Astronomers have found a galaxy forming stars in a long tail behind it. The stars are being left behind as the galaxy plows through a galaxy cluster.

Coooool. The image is a composite of an X-ray observation (purple, from Chandra), an image that detects hydrogen gas (red) and an image of plain ol' optical light (white; red and white from the Southern Astrophysical Research telescope in Chile). The galaxy is a member of a cluster of galaxies called Abell 3627. The galaxies in the cluster all orbit the cluster center of mass, usually at pretty high speed. The cluster has lots of hot gas in between the galaxies, and as they move through it they ram into it. Any gas in the galaxy itself can get stripped off by this ram pressure, where it will merge with the gas between the galaxies.

Any given galaxy plowing through all that crap will leave behind a tail of gas as does. The galaxy in question -- poetically named ESO 137-001 -- is doing just that. The purple in the image shows the gas being heated to millions of degrees by shock waves as the galaxy does the Superman thing through the cluster (in fact, I see what looks a little like a bow front off the galaxy in white light, which is interesting, but may not be real). The tail is about 200,000 light years long-- twice the size of our own Milky Way Galaxy.

But what happens to the gas as it's stripped off? The pressure from the collision with the intergalactic gas will compress it, and when you compress gas, you get stars forming. The galaxy is too far away (220 million light years) to detect individual stars directly. However, as massive stars form from the cooling gas they ionize it, and that can easily be detected: the red color shows that. There are 29 detected areas where the cooler gas is ionized, and these indicate sites of star formation.

We know that these regions are not just hot gas because they are clumped; the superhot X-ray emitting gas is more evenly distributed, and you wouldn't expect the kind of emission seen in red by that kind of gas.

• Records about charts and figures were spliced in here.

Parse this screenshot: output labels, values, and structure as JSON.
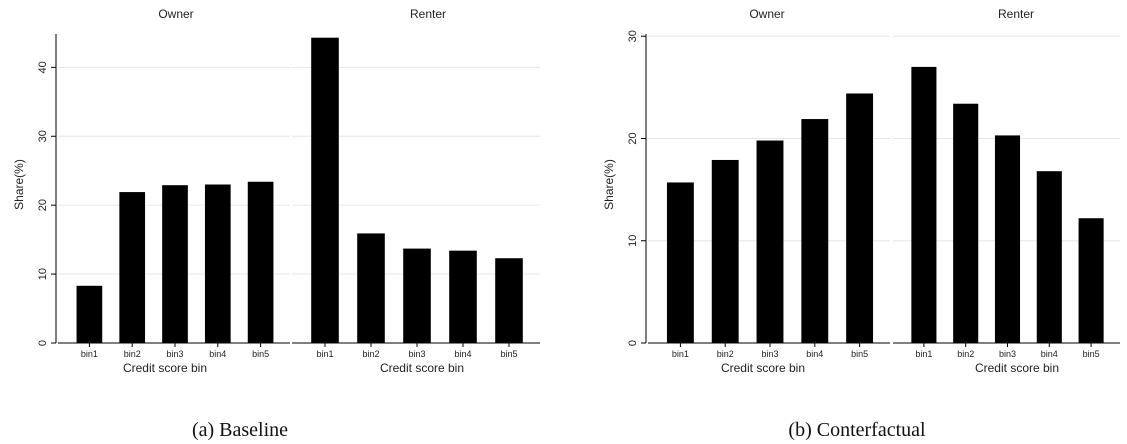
{
  "chart_data": [
    {
      "type": "bar",
      "caption": "(a)  Baseline",
      "ylabel": "Share(%)",
      "xlabel": "Credit score bin",
      "ylim": [
        0,
        46
      ],
      "yticks": [
        0,
        10,
        20,
        30,
        40
      ],
      "grid": true,
      "categories": [
        "bin1",
        "bin2",
        "bin3",
        "bin4",
        "bin5"
      ],
      "panels": [
        {
          "name": "Owner",
          "values": [
            8.3,
            21.9,
            22.9,
            23.0,
            23.4
          ]
        },
        {
          "name": "Renter",
          "values": [
            44.3,
            15.9,
            13.7,
            13.4,
            12.3
          ]
        }
      ]
    },
    {
      "type": "bar",
      "caption": "(b)  Conterfactual",
      "ylabel": "Share(%)",
      "xlabel": "Credit score bin",
      "ylim": [
        0,
        31
      ],
      "yticks": [
        0,
        10,
        20,
        30
      ],
      "grid": true,
      "categories": [
        "bin1",
        "bin2",
        "bin3",
        "bin4",
        "bin5"
      ],
      "panels": [
        {
          "name": "Owner",
          "values": [
            15.7,
            17.9,
            19.8,
            21.9,
            24.4
          ]
        },
        {
          "name": "Renter",
          "values": [
            27.0,
            23.4,
            20.3,
            16.8,
            12.2
          ]
        }
      ]
    }
  ]
}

This means that the galaxy is actively forming stars, but they're orphans! They aren't gravitationally bound to the galaxy. Over time, the stars formed will move apart, and are doomed to wander the space between galaxies in the cluster. It's pretty lonely out there, with gaps of hundreds of thousands of light years between galaxies (the nearest star to the Sun is just over 4 light years away).

If planets form around those stars -- and there's no reason I can think of that that wouldn't happen -- then the view would be amazing: hundreds, maybe thousands of galaxies in the sky, glowing like ghosts, apparitions in an otherwise smooth black vista, unbroken by any other stars. If there are a few other stars nearby, perhaps siblings, then that would only punctuate the emptiness of the region.

That would be pretty cool to see, but I think I like our sky better. We get to see galaxies easily enough (like Andromeda, or the Magellanic Clouds, all of which are relatively easy to spot with the unaided eye) and we get stars too. Things are more crowded here, but there's still plenty of room to breathe.